The cruise industry, which was booming again after the corona pandemic, is only making slow progress in terms of climate protection, according to a study by the environmental organization Nabu. "It seems outdated that the majority of large ships are still using the particularly toxic but cheap heavy oil," said Nabu Federal Managing Director Leif Miller at the presentation of the 11th Nabu Cruise Ranking 2023.
The Nabu shipping expert, Sönke Diesener, also emphasized in Hamburg: "It is very welcome that the first have finally found a way towards climate neutrality." However, the pace must increase significantly.
The industry association Clia, on the other hand, sees the shipping companies on the right track, as they want to offer carbon-free cruises worldwide by 2050. "This industry-wide ambition exceeds the goals set by governments at the national and international levels." The cruise industry is already making huge investments to become one of the most sustainable forms of vacation travel, emphasized the association Cruise Lines International (Clia).
Havila and Hurtigruten are ahead
Nabu surveyed 13 cruise providers that are relevant to German customers. Among other things, the topics of climate strategy, climate protection measures, shore power, nitrogen oxide catalysts and soot particle filters were discussed. The ranking is based on the information provided by the shipping companies, said Diesener.
The Norwegian shipping companies Havila and Hurtigruten are in first and second place when it comes to measures to reduce emissions. The German shipping companies Aida Cruises, TUI Cruises and Hapag-Lloyd Cruises took third, fifth and ninth place. The cruise giant Carnival, with brands such as Carnival Cruise Line, Costa and Cunard, came in last place among the providers evaluated.
The Norwegians operate smaller ships, which are often better equipped and are subject to stricter regulations in their country, Diesener explained the good positions of these shipping companies.

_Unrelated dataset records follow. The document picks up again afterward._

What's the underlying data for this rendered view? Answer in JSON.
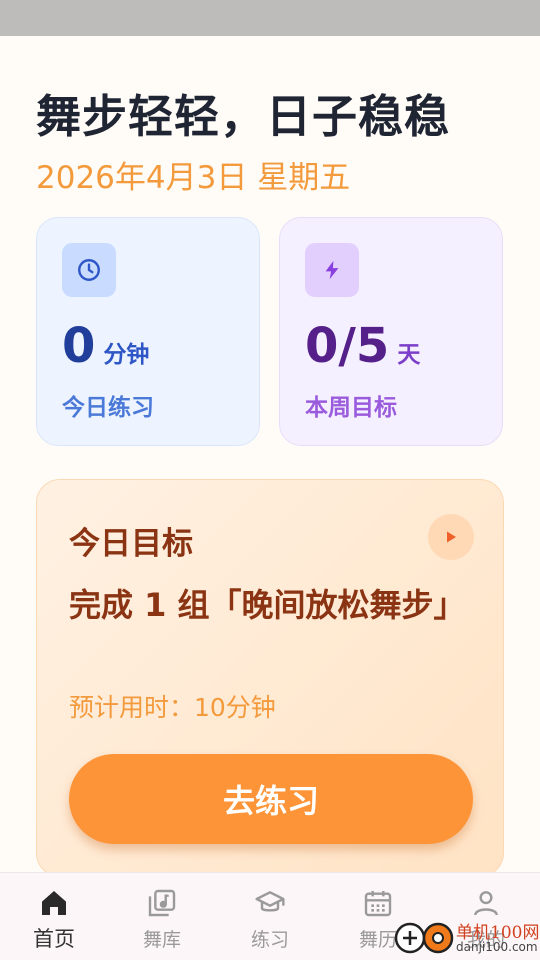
{
  "header": {
    "title": "舞步轻轻，日子稳稳",
    "date": "2026年4月3日 星期五"
  },
  "stats": {
    "today": {
      "value": "0",
      "unit": "分钟",
      "label": "今日练习",
      "icon": "clock-icon"
    },
    "week": {
      "value": "0/5",
      "unit": "天",
      "label": "本周目标",
      "icon": "lightning-icon"
    }
  },
  "goal": {
    "title": "今日目标",
    "task": "完成 1 组「晚间放松舞步」",
    "estimate": "预计用时：10分钟",
    "button": "去练习"
  },
  "tabs": [
    {
      "label": "首页",
      "icon": "home-icon",
      "active": true
    },
    {
      "label": "舞库",
      "icon": "music-library-icon",
      "active": false
    },
    {
      "label": "练习",
      "icon": "graduation-cap-icon",
      "active": false
    },
    {
      "label": "舞历",
      "icon": "calendar-icon",
      "active": false
    },
    {
      "label": "我的",
      "icon": "user-icon",
      "active": false
    }
  ],
  "watermark": {
    "title": "单机100网",
    "url": "danji100.com"
  },
  "colors": {
    "accent": "#fd9437",
    "blue_card": "#edf4ff",
    "purple_card": "#f4f0ff",
    "goal_text": "#8b3413"
  }
}
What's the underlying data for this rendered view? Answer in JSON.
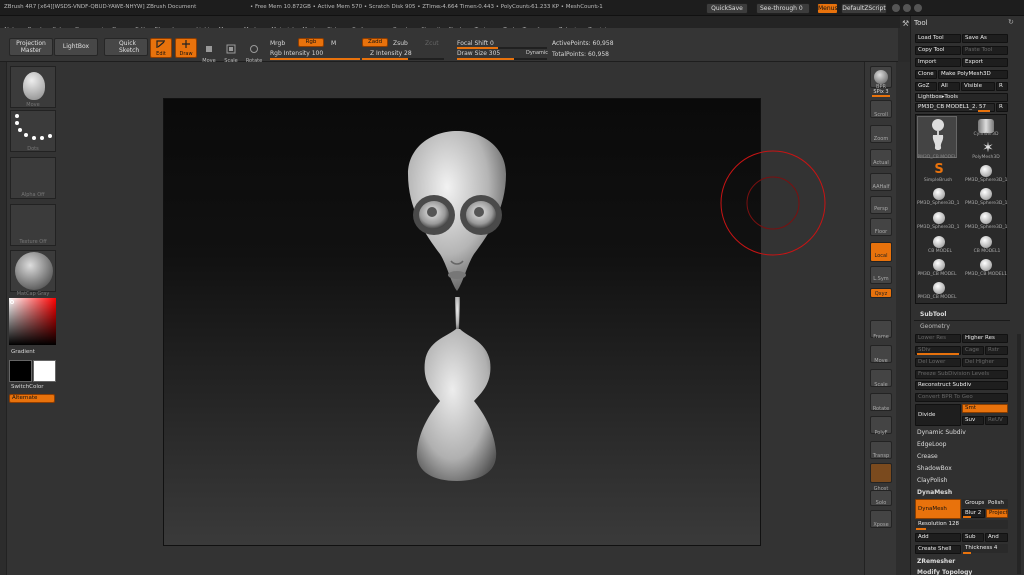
{
  "titlebar": {
    "title": "ZBrush 4R7 [x64][WSDS-VNDF-QBUD-YAWE-NHYW]   ZBrush Document",
    "stats": "• Free Mem 10.872GB • Active Mem 570 • Scratch Disk 905 • ZTime▹4.664 Timer▹0.443 • PolyCount▹61.233 KP • MeshCount▹1",
    "quicksave": "QuickSave",
    "seethrough": "See-through  0",
    "menus": "Menus",
    "defaultzscript": "DefaultZScript"
  },
  "menubar": [
    "Alpha",
    "Brush",
    "Color",
    "Document",
    "Draw",
    "Edit",
    "File",
    "Layer",
    "Light",
    "Macro",
    "Marker",
    "Material",
    "Movie",
    "Picker",
    "Preferences",
    "Render",
    "Stencil",
    "Stroke",
    "Texture",
    "Tool",
    "Transform",
    "Zplugin",
    "Zscript"
  ],
  "toolbar": {
    "projection_master": "Projection Master",
    "lightbox": "LightBox",
    "quick_sketch": "Quick Sketch",
    "edit": "Edit",
    "draw": "Draw",
    "move": "Move",
    "scale": "Scale",
    "rotate": "Rotate",
    "mrgb": "Mrgb",
    "rgb": "Rgb",
    "m": "M",
    "rgb_intensity": "Rgb Intensity 100",
    "zadd": "Zadd",
    "zsub": "Zsub",
    "zcut": "Zcut",
    "z_intensity": "Z Intensity 28",
    "focal_shift": "Focal Shift 0",
    "draw_size": "Draw Size 305",
    "dynamic": "Dynamic",
    "active_points": "ActivePoints: 60,958",
    "total_points": "TotalPoints: 60,958"
  },
  "leftshelf": {
    "brush": "Move",
    "stroke": "Dots",
    "alpha": "Alpha Off",
    "texture": "Texture Off",
    "material": "MatCap Gray",
    "gradient": "Gradient",
    "switchcolor": "SwitchColor",
    "alternate": "Alternate"
  },
  "rightshelf": [
    "BPR",
    "SPix 3",
    "Scroll",
    "Zoom",
    "Actual",
    "AAHalf",
    "Persp",
    "Floor",
    "Local",
    "L.Sym",
    "Qxyz",
    "Frame",
    "Move",
    "Scale",
    "Rotate",
    "PolyF",
    "Transp",
    "Ghost",
    "Solo",
    "Xpose"
  ],
  "toolpanel": {
    "title": "Tool",
    "load_tool": "Load Tool",
    "save_as": "Save As",
    "copy_tool": "Copy Tool",
    "paste_tool": "Paste Tool",
    "import": "Import",
    "export": "Export",
    "clone": "Clone",
    "make_polymesh": "Make PolyMesh3D",
    "goz": "GoZ",
    "all": "All",
    "visible": "Visible",
    "r": "R",
    "lightbox_tools": "Lightbox▸Tools",
    "current_tool": "PM3D_CB MODEL1_2. 57",
    "tools": [
      "PM3D_CB MODEL",
      "Cylinder3D",
      "",
      "PolyMesh3D",
      "SimpleBrush",
      "PM3D_Sphere3D_1",
      "PM3D_Sphere3D_1",
      "PM3D_Sphere3D_1",
      "CB MODEL",
      "CB MODEL1",
      "PM3D_CB MODEL",
      "PM3D_CB MODEL1",
      "PM3D_CB MODEL"
    ],
    "subtool": "SubTool",
    "geometry": "Geometry",
    "lower_res": "Lower Res",
    "higher_res": "Higher Res",
    "sdiv": "SDiv",
    "cage": "Cage",
    "rstr": "Rstr",
    "del_lower": "Del Lower",
    "del_higher": "Del Higher",
    "freeze": "Freeze SubDivision Levels",
    "reconstruct": "Reconstruct Subdiv",
    "convert_bpr": "Convert BPR To Geo",
    "divide": "Divide",
    "smt": "Smt",
    "suv": "Suv",
    "reuv": "ReUV",
    "dynamic_subdiv": "Dynamic Subdiv",
    "edgeloop": "EdgeLoop",
    "crease": "Crease",
    "shadowbox": "ShadowBox",
    "claypolish": "ClayPolish",
    "dynamesh": "DynaMesh",
    "dynamesh_btn": "DynaMesh",
    "groups": "Groups",
    "polish": "Polish",
    "blur": "Blur 2",
    "project": "Project",
    "resolution": "Resolution 128",
    "add": "Add",
    "sub": "Sub",
    "and": "And",
    "create_shell": "Create Shell",
    "thickness": "Thickness 4",
    "zremesher": "ZRemesher",
    "modify_topology": "Modify Topology"
  },
  "colors": {
    "accent": "#e8720c",
    "background": "#2a2a2a",
    "cursor_ring": "#c81414"
  }
}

For the individual passengers, however, this does not mean that they are traveling in a climate-friendly manner. "If you can afford to go to Antarctica with 100 people - and everyone has a suite (...), you have a gigantic ecological footprint." On the other hand, those who travel on an Aida ship with 6,000 passengers trimmed for energy efficiency are not doing well in comparison, but better off.
Nabu expert: Heavy oil quota too high
"We're still a long way from being carbon neutral, and we're also a long way from being environmentally friendly," emphasized Diesener. Because although emissions would have to be drastically reduced, they continued to rise. "Of particular concern is the sharp increase in methane emissions from LNG use." These are over 80 times more harmful to the climate than CO2.
He was also annoyed with regard to the heavy oil quota of around 50 percent for cruise ships. The shipping companies could stop this immediately and without major modifications by using heavy-metal-free marine diesel. "No understanding," complained the cruise expert. This puts the industry in last place in the entire civil shipping industry. Even container ships would only be operated with 18 percent heavy fuel oil.
Hamburg's Nabu boss Malte Siegert welcomed the agreement of some cruise lines with Hamburg to use shore power. However, the actual use is still too low and not mandatory. This joined Clia demands to build significantly more shore power infrastructure. However, he also admitted that these systems are not trivial, a cruise ship, which is usually in port for 40 percent of the travel time, consumes as much electricity as a small town.
So far, many ships have kept their engines running in port to supply themselves with electricity - with the corresponding exhaust gases and CO2 emissions. According to Clia, emissions in the port alone "can account for between 6 and 10 percent of a cruise ship's total CO2 emissions".